A Simple Question

John Cook, Dana Nuccitelli and others published a lengthy response to criticisms by Richard Tol. In it, they described their famous paper about a consensus on global warming as:

C13 classified abstracts of climate science papers based on the level of endorsement that most of the recent global warming is man-made (AGW, Categories 1–3)

But when discussing what the definition their paper would use, Dana Nuccitelli specifically said:

Category 2 is "Explicitly endorses but does not quantify (or minimize) AGW." Thus it doesn't require an assumption of >50%.

How can Category 2 not "require an assumption of >50%" human contribution if Categories 1-3 say "most of the recent global warming is man-made"?


  1. Climate change denying idiots like you are destroying the planet. I hope you're okay with the all that blood on your hands.

  2. Um, okay. What exactly am I supposed to be denying? Are you suggesting anyone who recognizes the obvious contradiction in Dana Nuccitelli's positions is denying climate changes? Would calling John Cook a liar somehow require saying global warming isn't real?

    And do you really mean people are "destroying the planet"? I get you may not like the idea of what global warming may cause, but the planet is a pretty big thing. I don't think humans can destroy it.

    I'd like to believe nothing John Cook or the other people at Skeptical Science have done is somehow necessary for the truth of global warming, but I suppose I could be wrong...?

  3. Frank, less people dying from harsh cold winters, trees growing bigger,growing season lengthened, increased crop yields, net economic growth, greening deserts, heathier and wealtier people, no sign of increasing hurricanes, tornadoes or extreme weather.

    The sky is not fallng chicken little.

  4. Richard S.J. Tol, indeed. What I find interesting is Dana Nuccitelli (and others) seem to make these false claims with absolute confidence. It makes me wonder if perhaps they actually believe what they say. It's hard for me to believe someone would go around spreading lies that are so easy to check. It makes me think they've deluded themselves into believing their own lies.

    But maybe I'm just too much of an optimist.

  5. I've been having this exact fight over at SkS. http://skepticalscience.com/news.php?p=7&t=306&&n=1994#106658

    I raise two main issues:

    1. Their study did not review "climate science papers". It included a whole bunch of non-climate related papers.

    2. Abstracts rated as Level 2 or 3, did not attribute "the majority" of warming to humans. They just stated (or implicitly endorsed) that human activity causes warming, but without either quantifying or minimizing the amount.

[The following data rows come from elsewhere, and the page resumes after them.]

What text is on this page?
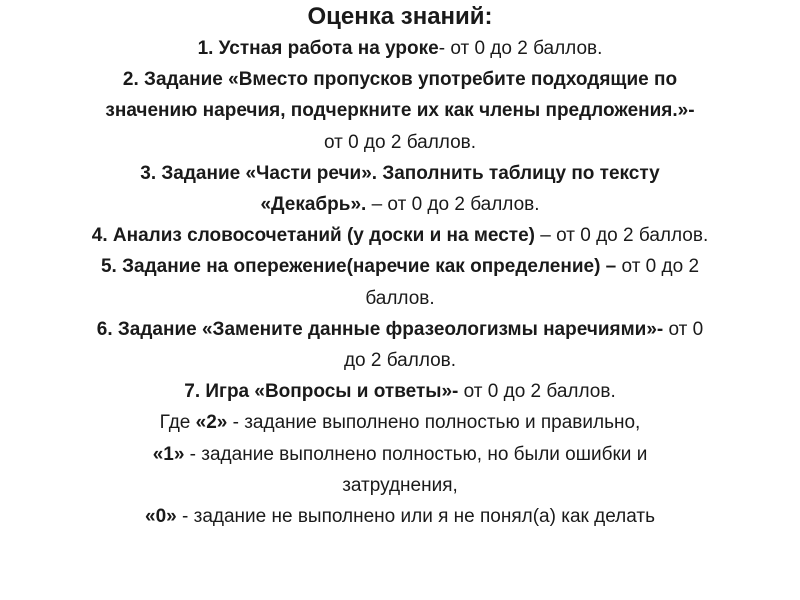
Оценка знаний:
1. Устная работа на уроке- от 0 до 2 баллов.
2. Задание «Вместо пропусков употребите подходящие по
значению наречия, подчеркните их как члены предложения.»-
от 0 до 2 баллов.
3. Задание «Части речи». Заполнить таблицу по тексту
«Декабрь». – от 0 до 2 баллов.
4. Анализ словосочетаний (у доски и на месте) – от 0 до 2 баллов.
5. Задание на опережение(наречие как определение) – от 0 до 2
баллов.
6. Задание «Замените данные фразеологизмы наречиями»- от 0
до 2 баллов.
7. Игра «Вопросы и ответы»- от 0 до 2 баллов.
Где «2» - задание выполнено полностью и правильно,
«1» - задание выполнено полностью, но были ошибки и
затруднения,
«0» - задание не выполнено или я не понял(а) как делать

    The responses (and the moderation) are most entertaining.

  6. Russ R., I took a look at that discussion. It's insane. It's trivially easy to provide dozens of examples contradicting their claims. It's trivially easy to find quotes from the raters themselves contradicting their claims. How in the world can they keep saying things so obviously false?

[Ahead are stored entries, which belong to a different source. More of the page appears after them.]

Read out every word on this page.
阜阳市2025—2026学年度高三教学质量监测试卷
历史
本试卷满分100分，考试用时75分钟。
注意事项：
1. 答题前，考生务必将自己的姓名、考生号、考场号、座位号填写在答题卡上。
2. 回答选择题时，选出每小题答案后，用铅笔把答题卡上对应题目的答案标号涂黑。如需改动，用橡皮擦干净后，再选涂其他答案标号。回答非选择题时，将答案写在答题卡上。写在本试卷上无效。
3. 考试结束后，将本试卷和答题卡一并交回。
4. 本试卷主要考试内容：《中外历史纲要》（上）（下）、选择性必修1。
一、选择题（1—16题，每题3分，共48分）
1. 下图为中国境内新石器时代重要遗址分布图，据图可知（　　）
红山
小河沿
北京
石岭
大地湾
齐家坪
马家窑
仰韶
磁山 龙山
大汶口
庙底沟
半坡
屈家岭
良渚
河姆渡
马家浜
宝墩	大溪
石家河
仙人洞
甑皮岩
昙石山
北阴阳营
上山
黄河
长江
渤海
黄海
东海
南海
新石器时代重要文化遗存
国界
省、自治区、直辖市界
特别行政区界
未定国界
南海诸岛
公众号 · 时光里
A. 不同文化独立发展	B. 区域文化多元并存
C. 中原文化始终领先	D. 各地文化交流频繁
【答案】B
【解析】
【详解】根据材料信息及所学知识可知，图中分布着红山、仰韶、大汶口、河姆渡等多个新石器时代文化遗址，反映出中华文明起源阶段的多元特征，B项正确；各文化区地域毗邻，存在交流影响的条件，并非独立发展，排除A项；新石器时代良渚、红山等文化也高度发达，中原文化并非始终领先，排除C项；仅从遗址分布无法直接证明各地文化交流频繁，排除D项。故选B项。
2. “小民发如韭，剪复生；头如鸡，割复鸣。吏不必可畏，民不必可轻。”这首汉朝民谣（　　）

    I'd love to comment over there pointing out the contradictory evidence, but I was banned from their site some time back. Someone else should do it for me. (Hint, anyone?)

  7. I'm about to be banned from SkS myself. I just posted the following quote from Dana, and got hammered by the moderator.

    "We can't assume that just because a paper says "anthropogenic global warming" that they agree the human contribution is >50%, but they have explcitly endorsed that humans are contributing. Thus they go in category #2. The way I see the final paper is that we'll conclude 'There's an x% consensus supporting the AGW theory, and y% explicitly put the human contribution at >50%'.